Federal “Revenge Porn” Legislation in the Works

November 25th, 2013

U.S. News reports that legislation in Congress is in the works that would criminalize “revenge porn.”

Activists seeking to criminalize “revenge porn” say they are working with a member of Congress to prepare federal legislation that would force Internet companies to take down the sometimes X-rated content.

The proposed law has not be finalized and its sponsor does not wish to be identified yet, according to University of Miami law professor Mary Anne Franks, who is helping draft the bill.

“We’re going back and forth and actually writing the law with them,” said Franks, a board member of the Cyber Civil Rights Initiative, which was founded by “revenge porn” victim Holly Jacobs.

“Revenge porn” includes images and videos posted online by former significant others and features such items as nude photos, salacious emails and lewd texts. The content is often posted on niche websites, sometimes with the victim’s personal information, including their name, workplace and contact information.

The forthcoming bill would make posting such material without the subject’s consent a federal crime punishable by up to 2 years in prison and/or a fine.

Passing federal legislation would obviate any concerns about section 230 immunity.

“A lot of companies are under the impression they can’t be touched by state criminal laws,” Franks said, because “Section 230 trumps any state criminal law.”

The Communications Decency Act, however, doesn’t trump federal criminal law, she said, pointing to child pornography.

“The impact [of a federal law] for victims would be immediate,” Franks said. “If it became a federal criminal law that you can’t engage in this type of behavior, potentially Google, any website, Verizon, any of these entities might have to face liability for violations.”

“Hopefully,” she said, “we would develop a similar take-down notice regime that we see in a copyright context, which means that anytime a victim becomes aware that [their] picture is on one of these websites without their consent, [they] can notify the website, [they] can notify Google, [they] could notify all the people inadvertently helping the image get shown… that this is nonconsensual material and needs to be taken down.”

The article notes opposition from EFF:

“Going after intermediaries is a really bad idea,” says Matt Zimmerman, a senior staff attorney at the Electronic Frontier Foundation. “The entire speech ecosystem ends up suffering because those service providers [would] decide what people can and cannot post, even if it isn’t illegal.”

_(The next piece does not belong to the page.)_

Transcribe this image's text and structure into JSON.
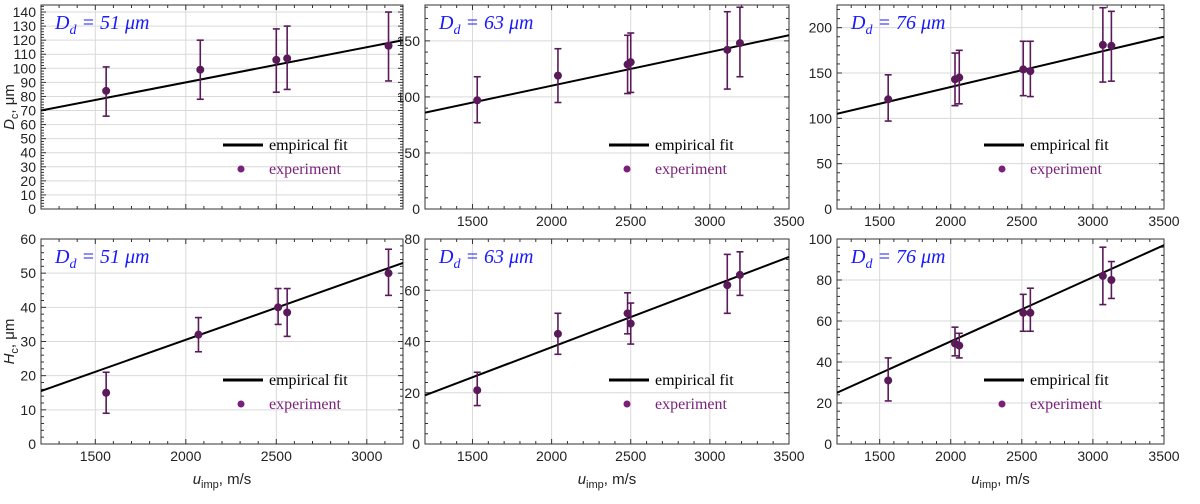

Zimmerman says EFF doesn’t have any sympathy for posters of the offensive content, but considers criminal law a “dangerous” way to pursue culprits.

“Frequently, almost inevitably, statutes that try to do this type of thing overreach,” he says. “The concern is that they’re going to shrink the universe of speech that’s available online.”

Behaving in their best corporate interests, Zimmerman says, Internet companies would likely respond to such a law by removing content any time there’s a complaint, to reduce their liability and to save time.

I have not written about the revenge porn law, but I have been following them closely, and will write something about it soon. I have been struck that the professoriate has been largely silent about identifying constitutional deficiencies in these new laws. Most of the opposition has come in comment threads to blog posts. I have seen some analyses from Mark Bennett and others, arguing against the constitutionality of these laws. I’m still working on my position, though I may need to do this quicker than I thought. The article is tentatively titled, “Digital Due Process.”